Because of that danger, there are a few new restrictions in place for those visiting the refuge.

"We've restricted activities such that open burning and campfires are no longer allowed and we'll keep those in place for the duration of the burn ban or until we see a significant change in the weather pattern. Right now, there's really no such thing as an overabundance of caution, you can't be too careful," Phillips said.

When you couple the dry grass with the high winds we see in Oklahoma, Phillips said a fire can quickly get out of control, endangering all of the wildlife on the refuge.

"I feel safe in referring to the fire growth potential as explosive," Phillips said. "All of our animals out here are restricted and are in a confined space. We don't have the luxury of just allowing them to wander out onto neighboring properties. So, in the event of a fire, there's just that much less food and forage for the animals we do have."

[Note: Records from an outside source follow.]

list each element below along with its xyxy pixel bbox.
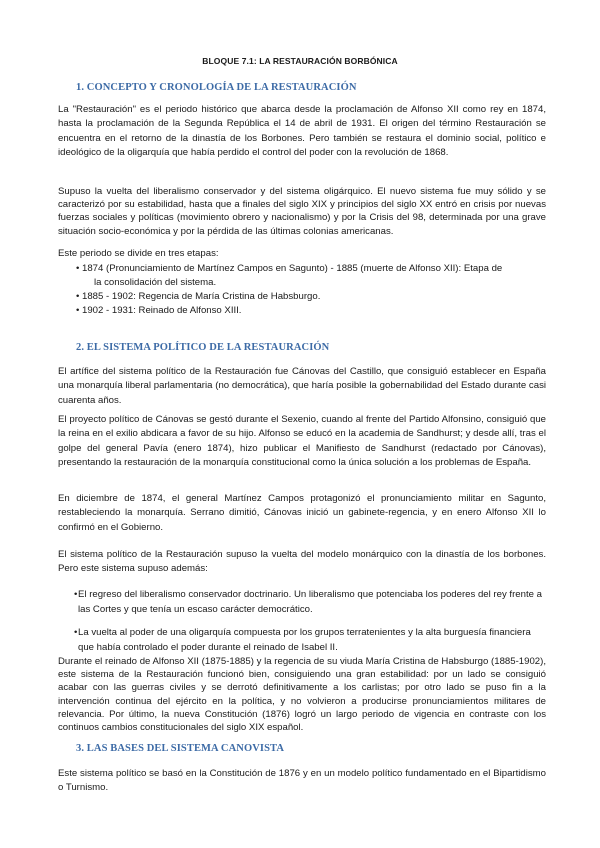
- section-2-paragraph-2: El proyecto político de Cánovas se gestó durante el Sexenio, cuando al frente del Partido Alfonsino, consiguió que la reina en el exilio abdicara a favor de su hijo. Alfonso se educó en la academia de Sandhurst; y desde allí, tras el golpe del general Pavía (enero 1874), hizo publicar el Manifiesto de Sandhurst (redactado por Cánovas), presentando la restauración de la monarquía constitucional como la única solución a los problemas de España.: [58, 414, 546, 468]
- bullet-icon: •: [74, 589, 78, 600]
- bullet-icon: •: [74, 627, 78, 638]
- section-1-paragraph-1: La "Restauración" es el periodo histórico que abarca desde la proclamación de Alfonso XII como rey en 1874, hasta la proclamación de la Segunda República el 14 de abril de 1931. El origen del término Restauración se encuentra en el retorno de la dinastía de los Borbones. Pero también se restaura el dominio social, político e ideológico de la oligarquía que había perdido el control del poder con la revolución de 1868.: [58, 104, 546, 158]
- list-item: [58, 304, 546, 318]
- section-2-paragraph-3: En diciembre de 1874, el general Martínez Campos protagonizó el pronunciamiento militar en Sagunto, restableciendo la monarquía. Serrano dimitió, Cánovas inició un gabinete-regencia, y en enero Alfonso XII lo confirmó en el Gobierno.: [58, 493, 546, 533]
- section-1-paragraph-2: Supuso la vuelta del liberalismo conservador y del sistema oligárquico. El nuevo sistema fue muy sólido y se caracterizó por su estabilidad, hasta que a finales del siglo XIX y principios del siglo XX entró en crisis por nuevas fuerzas sociales y políticas (movimiento obrero y nacionalismo) y por la Crisis del 98, determinada por una grave situación socio-económica y por la pérdida de las últimas colonias americanas.: [58, 186, 546, 237]
- feature-1-text: El regreso del liberalismo conservador doctrinario. Un liberalismo que potenciaba los poderes del rey frente a las Cortes y que tenía un escaso carácter democrático.: [78, 589, 542, 615]
- features-list-2: [58, 626, 546, 655]
- section-3-paragraph-1: Este sistema político se basó en la Constitución de 1876 y en un modelo político fundamentado en el Bipartidismo o Turnismo.: [58, 768, 546, 794]
- list-item: [58, 290, 546, 304]
- features-list-1: [58, 588, 546, 617]
- list-item: [58, 626, 546, 655]
- section-1-paragraph-3: Este periodo se divide en tres etapas:: [58, 248, 219, 259]
- list-item: [58, 588, 546, 617]
- section-2-closing-paragraph: Durante el reinado de Alfonso XII (1875-1885) y la regencia de su viuda María Cristina de Habsburgo (1885-1902), este sistema de la Restauración funcionó bien, consiguiendo una gran estabilidad: por un lado se consiguió acabar con las guerras civiles y se derrotó definitivamente a los carlistas; por otro lado se puso fin a la intervención continua del ejército en la política, y no volvieron a producirse pronunciamientos militares de relevancia. Por último, la nueva Constitución (1876) logró un largo periodo de vigencia en contraste con los continuos cambios constitucionales del siglo XIX español.: [58, 656, 546, 734]
- bullet-icon: •: [76, 305, 80, 316]
- section-2-heading: 2. EL SISTEMA POLÍTICO DE LA RESTAURACIÓN: [76, 342, 330, 353]
- stage-1-line-1: 1874 (Pronunciamiento de Martínez Campos en Sagunto) - 1885 (muerte de Alfonso XII): Etapa de: [82, 263, 503, 274]
- stage-3-text: 1902 - 1931: Reinado de Alfonso XIII.: [82, 305, 242, 316]
- bullet-icon: •: [76, 291, 80, 302]
- feature-2-text: La vuelta al poder de una oligarquía compuesta por los grupos terratenientes y la alta burguesía financiera que había controlado el poder durante el reinado de Isabel II.: [78, 627, 531, 653]
- document-title: BLOQUE 7.1: LA RESTAURACIÓN BORBÓNICA: [202, 56, 398, 66]
- section-3-heading: 3. LAS BASES DEL SISTEMA CANOVISTA: [76, 743, 285, 754]
- stage-1-line-2: la consolidación del sistema.: [94, 277, 217, 288]
- list-item: [58, 262, 546, 290]
- stage-2-text: 1885 - 1902: Regencia de María Cristina de Habsburgo.: [82, 291, 321, 302]
- section-1-heading: 1. CONCEPTO Y CRONOLOGÍA DE LA RESTAURACIÓN: [76, 82, 357, 93]
- section-2-paragraph-4: El sistema político de la Restauración supuso la vuelta del modelo monárquico con la dinastía de los borbones. Pero este sistema supuso además:: [58, 549, 546, 575]
- stages-list: [58, 262, 546, 318]
- bullet-icon: •: [76, 263, 80, 274]
- section-2-paragraph-1: El artífice del sistema político de la Restauración fue Cánovas del Castillo, que consiguió establecer en España una monarquía liberal parlamentaria (no democrática), que haría posible la gobernabilidad del Estado durante casi cuarenta años.: [58, 366, 546, 406]
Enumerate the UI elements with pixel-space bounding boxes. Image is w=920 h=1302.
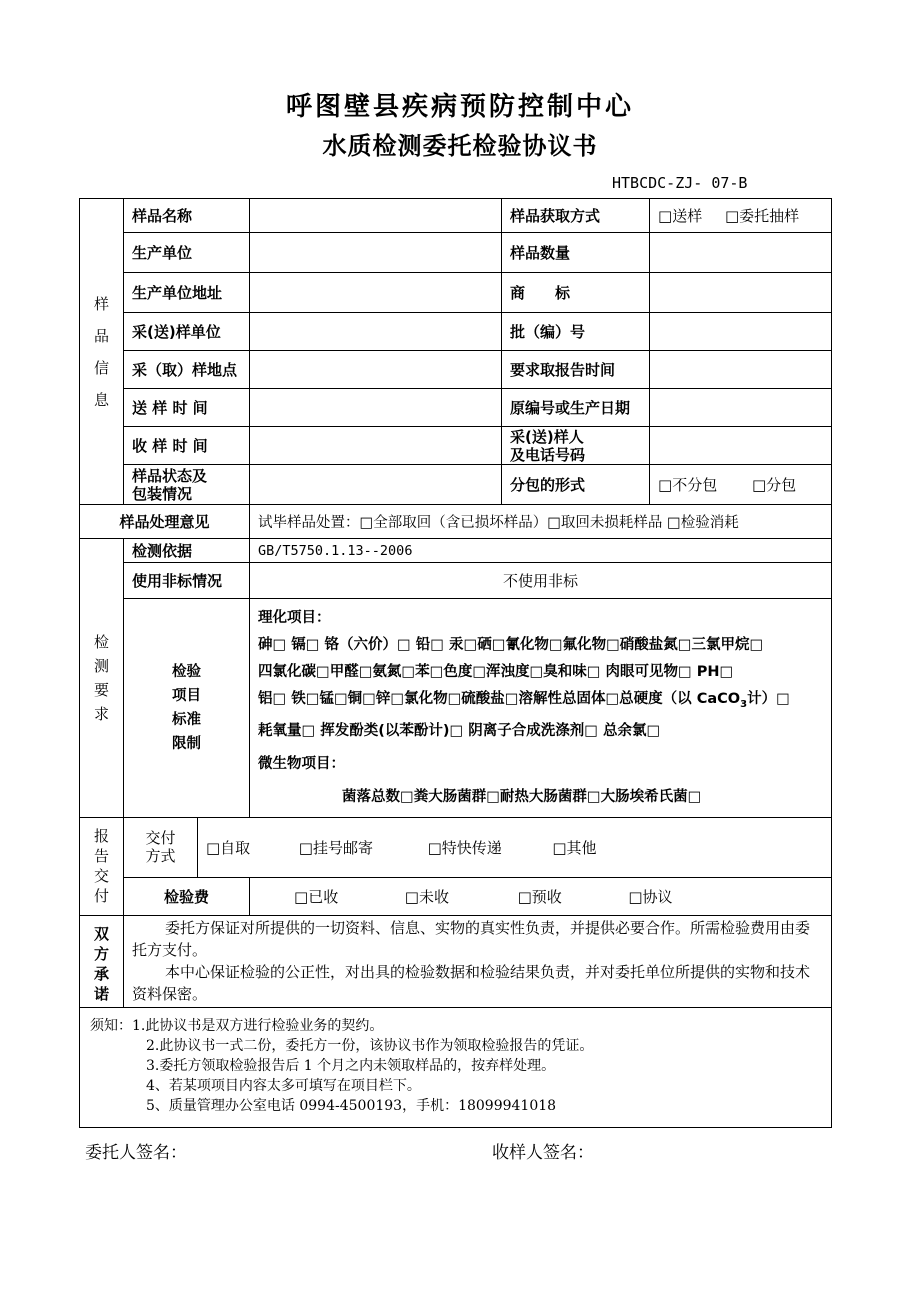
producer-field[interactable] [250, 233, 502, 273]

Phillips said rain is desperately needed as we begin to head into the spring, not just to reduce that fire danger but to ensure the animals have something to eat in a few months.

"If the drought conditions continue into the spring, what would be a normal growing season and green up period then returning vegetation will be getting drought stressed, it won't grow like it normally would. The vegetation will dry out, it won't grow as readily which reduces the amount of food for the animals we're here to protect," Phillips said.

Phillips said so far, they haven't seen too many fires on the refuge and he hopes it stays that way. But if it doesn't, he said they will have the ability to call on departments from around the country to come help keep things under control, much like we saw departments traveling to California and the Northeast last year to help with fires there.